Dynamic repositories
At this point, we have learned that Ecto allows you to start multiple connections based on the same repository. This is typically useful when you have to connect multiple databases or perform short-lived database connections.
For example, you can start a repository with a given set of credentials dynamically, like this:
MyApp.Repo.start_link(
name: :some_client,
hostname: "client.example.com",
username: "...",
password: "...",
pool_size: 1
)
In other words, start_link
accepts the same options as the database configuration. Now let's do a query on the dynamically started repository. If you attempt to simply perform MyApp.Repo.all(Post)
, it may fail, as by default it will try to use a process named MyApp.Repo
, which may or may not be running. So don't forget to call put_dynamic_repo/1
before:
MyApp.Repo.put_dynamic_repo(:some_client)
MyApp.Repo.all(Post)
Ecto also allows you to start a repository with no name (just like that famous horse). In such cases, you need to explicitly pass name: nil
and match on the result of MyApp.Repo.start_link/1
to retrieve the PID, which should be given to put_dynamic_repo
. Let's also use this opportunity and perform proper database clean-up, by shutting up the new repository and reverting the value of put_dynamic_repo
:
default_dynamic_repo = MyApp.Repo.get_dynamic_repo()
{:ok, repo} =
MyApp.Repo.start_link(
name: nil,
hostname: "client.example.com",
username: "...",
password: "...",
pool_size: 1
)
try do
MyApp.Repo.put_dynamic_repo(repo)
MyApp.Repo.all(Post)
after
MyApp.Repo.put_dynamic_repo(default_dynamic_repo)
Supervisor.stop(repo)
end
We can encapsulate all of this in a function too, which you could define in your repository:
defmodule MyApp.Repo do
use Ecto.Repo, ...
def with_dynamic_repo(credentials, callback) do
default_dynamic_repo = get_dynamic_repo()
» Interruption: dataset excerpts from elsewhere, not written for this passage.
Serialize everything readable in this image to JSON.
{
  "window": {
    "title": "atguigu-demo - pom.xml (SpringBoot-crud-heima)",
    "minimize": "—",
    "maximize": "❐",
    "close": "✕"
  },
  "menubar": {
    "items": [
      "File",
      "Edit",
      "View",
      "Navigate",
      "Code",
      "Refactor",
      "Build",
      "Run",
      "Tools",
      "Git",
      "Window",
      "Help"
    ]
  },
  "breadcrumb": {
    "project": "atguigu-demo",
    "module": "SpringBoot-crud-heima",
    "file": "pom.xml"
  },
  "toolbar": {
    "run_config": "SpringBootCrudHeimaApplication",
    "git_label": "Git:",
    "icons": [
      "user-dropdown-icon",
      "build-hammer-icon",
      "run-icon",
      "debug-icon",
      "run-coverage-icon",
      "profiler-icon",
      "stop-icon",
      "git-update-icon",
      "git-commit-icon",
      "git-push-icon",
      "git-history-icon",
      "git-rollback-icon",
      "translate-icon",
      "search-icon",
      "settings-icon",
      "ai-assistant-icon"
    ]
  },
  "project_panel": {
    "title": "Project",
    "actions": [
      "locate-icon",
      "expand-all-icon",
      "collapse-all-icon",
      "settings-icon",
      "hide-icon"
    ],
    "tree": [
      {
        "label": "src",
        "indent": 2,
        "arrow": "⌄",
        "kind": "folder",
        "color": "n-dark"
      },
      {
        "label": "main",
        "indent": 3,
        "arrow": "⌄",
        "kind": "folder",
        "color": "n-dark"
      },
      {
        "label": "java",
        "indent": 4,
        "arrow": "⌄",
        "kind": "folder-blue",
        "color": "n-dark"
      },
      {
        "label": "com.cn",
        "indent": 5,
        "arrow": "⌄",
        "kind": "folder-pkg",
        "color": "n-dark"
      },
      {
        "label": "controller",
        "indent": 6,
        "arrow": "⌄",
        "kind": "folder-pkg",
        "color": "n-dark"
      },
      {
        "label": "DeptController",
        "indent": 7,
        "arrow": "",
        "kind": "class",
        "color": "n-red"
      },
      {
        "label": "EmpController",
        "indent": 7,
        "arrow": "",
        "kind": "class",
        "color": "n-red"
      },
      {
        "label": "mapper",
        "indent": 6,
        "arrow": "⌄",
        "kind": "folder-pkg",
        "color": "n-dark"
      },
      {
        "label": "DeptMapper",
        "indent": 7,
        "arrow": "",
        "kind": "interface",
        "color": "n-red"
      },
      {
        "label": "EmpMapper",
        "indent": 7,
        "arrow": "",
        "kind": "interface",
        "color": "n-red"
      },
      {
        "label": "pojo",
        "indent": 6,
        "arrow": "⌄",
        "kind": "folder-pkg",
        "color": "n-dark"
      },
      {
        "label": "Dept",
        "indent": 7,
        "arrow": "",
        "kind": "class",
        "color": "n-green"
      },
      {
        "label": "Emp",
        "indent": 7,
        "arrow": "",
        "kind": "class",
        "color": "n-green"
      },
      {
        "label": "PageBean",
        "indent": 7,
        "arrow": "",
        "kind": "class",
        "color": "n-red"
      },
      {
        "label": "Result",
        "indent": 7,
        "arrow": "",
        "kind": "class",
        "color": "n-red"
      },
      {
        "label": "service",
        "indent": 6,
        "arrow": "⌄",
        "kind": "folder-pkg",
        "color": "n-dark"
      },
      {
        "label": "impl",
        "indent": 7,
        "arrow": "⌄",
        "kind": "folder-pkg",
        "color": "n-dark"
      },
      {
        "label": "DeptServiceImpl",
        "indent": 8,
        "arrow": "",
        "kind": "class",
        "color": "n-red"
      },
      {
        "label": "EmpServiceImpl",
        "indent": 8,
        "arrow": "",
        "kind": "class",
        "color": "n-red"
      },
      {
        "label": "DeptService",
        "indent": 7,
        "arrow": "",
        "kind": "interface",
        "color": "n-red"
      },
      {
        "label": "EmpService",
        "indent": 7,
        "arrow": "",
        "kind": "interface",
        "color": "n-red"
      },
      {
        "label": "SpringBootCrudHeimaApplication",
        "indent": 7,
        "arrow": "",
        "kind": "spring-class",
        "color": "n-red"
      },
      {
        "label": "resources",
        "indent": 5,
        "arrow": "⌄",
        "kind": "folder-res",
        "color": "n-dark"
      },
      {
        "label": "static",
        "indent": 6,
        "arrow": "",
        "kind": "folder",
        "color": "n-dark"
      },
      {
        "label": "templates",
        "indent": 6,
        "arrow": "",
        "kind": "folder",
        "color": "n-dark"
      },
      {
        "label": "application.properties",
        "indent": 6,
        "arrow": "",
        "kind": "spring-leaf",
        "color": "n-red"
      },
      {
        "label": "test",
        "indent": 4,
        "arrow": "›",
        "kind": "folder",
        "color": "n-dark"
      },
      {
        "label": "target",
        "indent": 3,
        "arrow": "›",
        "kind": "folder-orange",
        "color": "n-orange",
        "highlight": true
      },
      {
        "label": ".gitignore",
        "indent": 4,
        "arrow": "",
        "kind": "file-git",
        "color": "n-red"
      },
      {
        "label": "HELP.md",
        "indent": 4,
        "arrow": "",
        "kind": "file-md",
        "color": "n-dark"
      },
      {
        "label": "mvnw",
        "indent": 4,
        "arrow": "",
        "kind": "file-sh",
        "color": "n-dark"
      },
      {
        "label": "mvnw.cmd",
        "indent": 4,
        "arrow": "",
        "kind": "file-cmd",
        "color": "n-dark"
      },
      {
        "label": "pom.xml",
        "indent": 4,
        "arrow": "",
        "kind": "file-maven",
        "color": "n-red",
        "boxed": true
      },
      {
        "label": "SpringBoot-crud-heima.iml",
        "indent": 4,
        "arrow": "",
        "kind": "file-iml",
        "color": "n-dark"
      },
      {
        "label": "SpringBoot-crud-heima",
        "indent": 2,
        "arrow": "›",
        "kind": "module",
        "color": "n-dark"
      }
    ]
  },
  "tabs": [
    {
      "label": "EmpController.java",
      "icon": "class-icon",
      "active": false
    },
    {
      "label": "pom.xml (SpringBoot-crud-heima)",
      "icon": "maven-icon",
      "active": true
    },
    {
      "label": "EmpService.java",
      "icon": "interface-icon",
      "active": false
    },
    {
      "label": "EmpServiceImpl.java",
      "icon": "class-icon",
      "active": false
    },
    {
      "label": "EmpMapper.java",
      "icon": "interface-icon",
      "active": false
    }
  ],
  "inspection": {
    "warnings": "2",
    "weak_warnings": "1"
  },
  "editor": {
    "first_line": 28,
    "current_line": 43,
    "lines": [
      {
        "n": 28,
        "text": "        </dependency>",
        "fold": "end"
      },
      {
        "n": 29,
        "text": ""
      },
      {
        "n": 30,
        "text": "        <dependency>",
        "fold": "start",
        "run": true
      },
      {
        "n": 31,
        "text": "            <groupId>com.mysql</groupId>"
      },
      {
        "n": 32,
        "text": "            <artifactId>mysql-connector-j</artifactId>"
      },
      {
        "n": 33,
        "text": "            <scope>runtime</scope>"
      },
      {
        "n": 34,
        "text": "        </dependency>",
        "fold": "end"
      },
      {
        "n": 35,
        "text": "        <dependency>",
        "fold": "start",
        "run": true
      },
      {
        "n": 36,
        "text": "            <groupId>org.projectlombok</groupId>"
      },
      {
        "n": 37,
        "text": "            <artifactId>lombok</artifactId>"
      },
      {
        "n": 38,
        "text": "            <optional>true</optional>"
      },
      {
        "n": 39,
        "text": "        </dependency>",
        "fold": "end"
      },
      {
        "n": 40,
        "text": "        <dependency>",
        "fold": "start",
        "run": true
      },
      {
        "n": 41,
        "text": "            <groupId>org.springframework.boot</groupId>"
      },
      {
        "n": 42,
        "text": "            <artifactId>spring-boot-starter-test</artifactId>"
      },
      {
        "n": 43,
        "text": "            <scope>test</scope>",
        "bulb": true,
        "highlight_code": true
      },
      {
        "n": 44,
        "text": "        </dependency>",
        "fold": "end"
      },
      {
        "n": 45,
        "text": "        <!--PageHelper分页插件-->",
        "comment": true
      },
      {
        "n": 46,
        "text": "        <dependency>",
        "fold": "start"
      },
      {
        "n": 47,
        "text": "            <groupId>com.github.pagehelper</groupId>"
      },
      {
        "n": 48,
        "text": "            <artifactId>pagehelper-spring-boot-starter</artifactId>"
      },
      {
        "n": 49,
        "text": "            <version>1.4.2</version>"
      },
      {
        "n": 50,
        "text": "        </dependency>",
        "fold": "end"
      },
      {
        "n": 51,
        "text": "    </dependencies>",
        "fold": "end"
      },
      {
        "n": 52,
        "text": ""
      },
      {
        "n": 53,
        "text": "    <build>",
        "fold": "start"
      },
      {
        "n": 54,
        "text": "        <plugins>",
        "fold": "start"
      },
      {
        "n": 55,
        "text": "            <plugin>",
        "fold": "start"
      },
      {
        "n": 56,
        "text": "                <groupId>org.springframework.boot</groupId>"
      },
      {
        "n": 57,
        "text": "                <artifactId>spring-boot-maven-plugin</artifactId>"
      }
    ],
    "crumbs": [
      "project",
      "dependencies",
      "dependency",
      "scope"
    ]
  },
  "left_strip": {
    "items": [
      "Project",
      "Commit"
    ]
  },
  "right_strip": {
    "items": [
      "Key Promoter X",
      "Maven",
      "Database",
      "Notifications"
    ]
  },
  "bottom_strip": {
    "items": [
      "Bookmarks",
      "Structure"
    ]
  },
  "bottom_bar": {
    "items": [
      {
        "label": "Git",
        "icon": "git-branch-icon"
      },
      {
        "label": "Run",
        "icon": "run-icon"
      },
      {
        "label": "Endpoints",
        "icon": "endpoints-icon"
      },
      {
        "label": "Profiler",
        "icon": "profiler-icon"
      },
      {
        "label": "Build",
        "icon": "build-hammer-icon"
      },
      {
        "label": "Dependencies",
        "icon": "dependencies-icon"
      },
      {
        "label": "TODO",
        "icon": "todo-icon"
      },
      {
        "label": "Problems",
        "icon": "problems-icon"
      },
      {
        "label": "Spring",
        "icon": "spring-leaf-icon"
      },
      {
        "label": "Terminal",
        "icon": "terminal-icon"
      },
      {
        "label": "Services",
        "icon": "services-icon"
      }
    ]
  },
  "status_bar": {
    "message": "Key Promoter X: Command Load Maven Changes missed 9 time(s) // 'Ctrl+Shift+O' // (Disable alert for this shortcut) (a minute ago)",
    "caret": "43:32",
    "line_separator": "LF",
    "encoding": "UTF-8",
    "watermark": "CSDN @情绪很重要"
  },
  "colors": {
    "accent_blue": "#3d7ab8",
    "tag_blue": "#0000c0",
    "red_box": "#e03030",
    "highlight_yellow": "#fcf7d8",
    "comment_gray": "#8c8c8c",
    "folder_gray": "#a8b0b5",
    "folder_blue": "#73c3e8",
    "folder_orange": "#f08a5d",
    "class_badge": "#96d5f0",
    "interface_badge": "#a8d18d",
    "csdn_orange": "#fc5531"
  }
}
start_opts = [name: nil, pool_size: 1] ++ credentials
{:ok, repo} = MyApp.Repo.start_link(start_opts)
try do
MyApp.Repo.put_dynamic_repo(repo)
callback.()
after
MyApp.Repo.put_dynamic_repo(default_dynamic_repo)
Supervisor.stop(repo)
end
end
end
And now use it as:
credentials = [
hostname: "client.example.com",
username: "...",
password: "..."
]
MyApp.Repo.with_dynamic_repo(credentials, fn ->
MyApp.Repo.all(Post)
end)
And that's it! Now you can have dynamic connections, all properly encapsulated in a single function and built on top of the dynamic repo API.